Paton was keen to make his team's ambitions clear in his pitch to potential Kickstarter investors, citing Chair Entertainment's Infinity Blade as a standard of quality which he wants to emulate.

"iOS is becoming a great gaming platform, but where are the games for people who love intense action and story-driven experiences," asks Paton.

"Where are the AAA games designed specifically for touch-based devices? As someone who loathes virtual joysticks, I have great respect for what Chair Entertainment did with Infinity Blade: they built an action game specifically for touch devices. We aim to do the same."

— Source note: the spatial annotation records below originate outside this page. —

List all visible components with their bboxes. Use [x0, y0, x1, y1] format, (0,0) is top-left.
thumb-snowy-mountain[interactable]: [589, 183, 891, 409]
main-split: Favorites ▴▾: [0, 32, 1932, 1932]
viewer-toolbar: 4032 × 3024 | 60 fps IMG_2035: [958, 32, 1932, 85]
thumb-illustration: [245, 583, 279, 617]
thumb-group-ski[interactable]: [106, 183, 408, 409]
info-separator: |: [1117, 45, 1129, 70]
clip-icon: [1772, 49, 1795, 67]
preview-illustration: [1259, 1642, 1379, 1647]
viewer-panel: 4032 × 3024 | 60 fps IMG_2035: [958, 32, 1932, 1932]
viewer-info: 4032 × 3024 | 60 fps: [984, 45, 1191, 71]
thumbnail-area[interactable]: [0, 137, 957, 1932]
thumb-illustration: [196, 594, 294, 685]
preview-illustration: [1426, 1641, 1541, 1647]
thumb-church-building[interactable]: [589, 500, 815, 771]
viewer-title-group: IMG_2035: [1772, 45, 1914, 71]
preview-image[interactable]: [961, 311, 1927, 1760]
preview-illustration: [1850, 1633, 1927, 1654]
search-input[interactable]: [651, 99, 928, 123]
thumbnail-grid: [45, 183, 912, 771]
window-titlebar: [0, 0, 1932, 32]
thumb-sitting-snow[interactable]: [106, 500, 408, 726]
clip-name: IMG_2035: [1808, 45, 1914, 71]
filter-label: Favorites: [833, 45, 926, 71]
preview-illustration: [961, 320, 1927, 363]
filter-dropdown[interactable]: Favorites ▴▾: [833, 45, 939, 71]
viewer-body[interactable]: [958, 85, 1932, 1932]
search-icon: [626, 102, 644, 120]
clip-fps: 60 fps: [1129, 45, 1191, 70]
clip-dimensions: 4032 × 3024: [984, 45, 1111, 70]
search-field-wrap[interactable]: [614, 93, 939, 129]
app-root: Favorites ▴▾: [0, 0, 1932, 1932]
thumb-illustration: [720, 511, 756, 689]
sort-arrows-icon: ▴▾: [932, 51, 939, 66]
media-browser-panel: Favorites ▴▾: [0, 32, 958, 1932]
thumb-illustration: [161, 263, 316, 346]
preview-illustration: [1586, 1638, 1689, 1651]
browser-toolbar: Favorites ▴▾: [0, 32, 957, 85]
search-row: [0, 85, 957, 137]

$500,000 has already been raised for the project from direct investment, but that funding will only materialise if the Kickstarter campaign can match it.

7 Comments

It will be interesting to see how many of these kickstarter projects come onto full production and how well they do 1-1.5 years from now. Certainly a very exciting start of a new cycle of global game creativity (free from the chain of the large developer model)

Posted:2 years ago

#1

Meelad Sadat
[a]list daily editorial director

53 29 0.5
When the powers and their process no longer provide the people with what they want, the people unite and subvert the process. It's pretty powerful sh*t.

Posted:2 years ago

#2

Spencer Franklin
Concept Artist

90 120 1.3
Couldn't agree more!

Posted:2 years ago

#3

Murray Lorden
Game Designer & Developer

199 71 0.4
These are interesting times, indeed!

Murray
www.muzboz.com

Posted:2 years ago

#4

Andreas Gschwari
Senior Games Designer

541 528 1.0
But 1 million for an iOS game? (500k kickstarter and 500k direct investment)

Sure this is an ambitious iOS title, this seems a bit much to me. Double Fine wanted 400k and wasteland 2 would have been happy with 900k.

I think it's amazing what kickstarter has done so far and will no doubt do going forward, but i seriously hope it won't be abused to artificially drive up cost of indie projects.

Posted:2 years ago

#5

Brian Smith
Artist

193 77 0.4
I can't help but feel that I'd rather see a lot of small unknown indies using things like Kickstarter rather than industry veterans milking it for free dev funds. Well known developers could easily go similar routes to SMS with their Pcars game. This type of route shares out the profits with it's investors which is important I think when they are acquiring such huge development sums. When it comes to kickstarter where the funds are basically a gift, I want to see indies able to get under-way for 30k,50k, even 100k but these huge projects have no right to such freebies. They are taking it away from others more needy and deserving. Just my opinion.

Posted:2 years ago

#6

Andreas Gschwari
Senior Games Designer

541 528 1.0
@Brian i agree with you 100%. The one thing to consider though is that an unknown startup will always have a hard time to raise funds for a new project. The reason the Double Fine and Wasteland 2 kickstarter projects did so well is because they had a well known people/IPs behind them.

Though i think smaller amounts, in the 30k to 50k region, should hopefully be possible.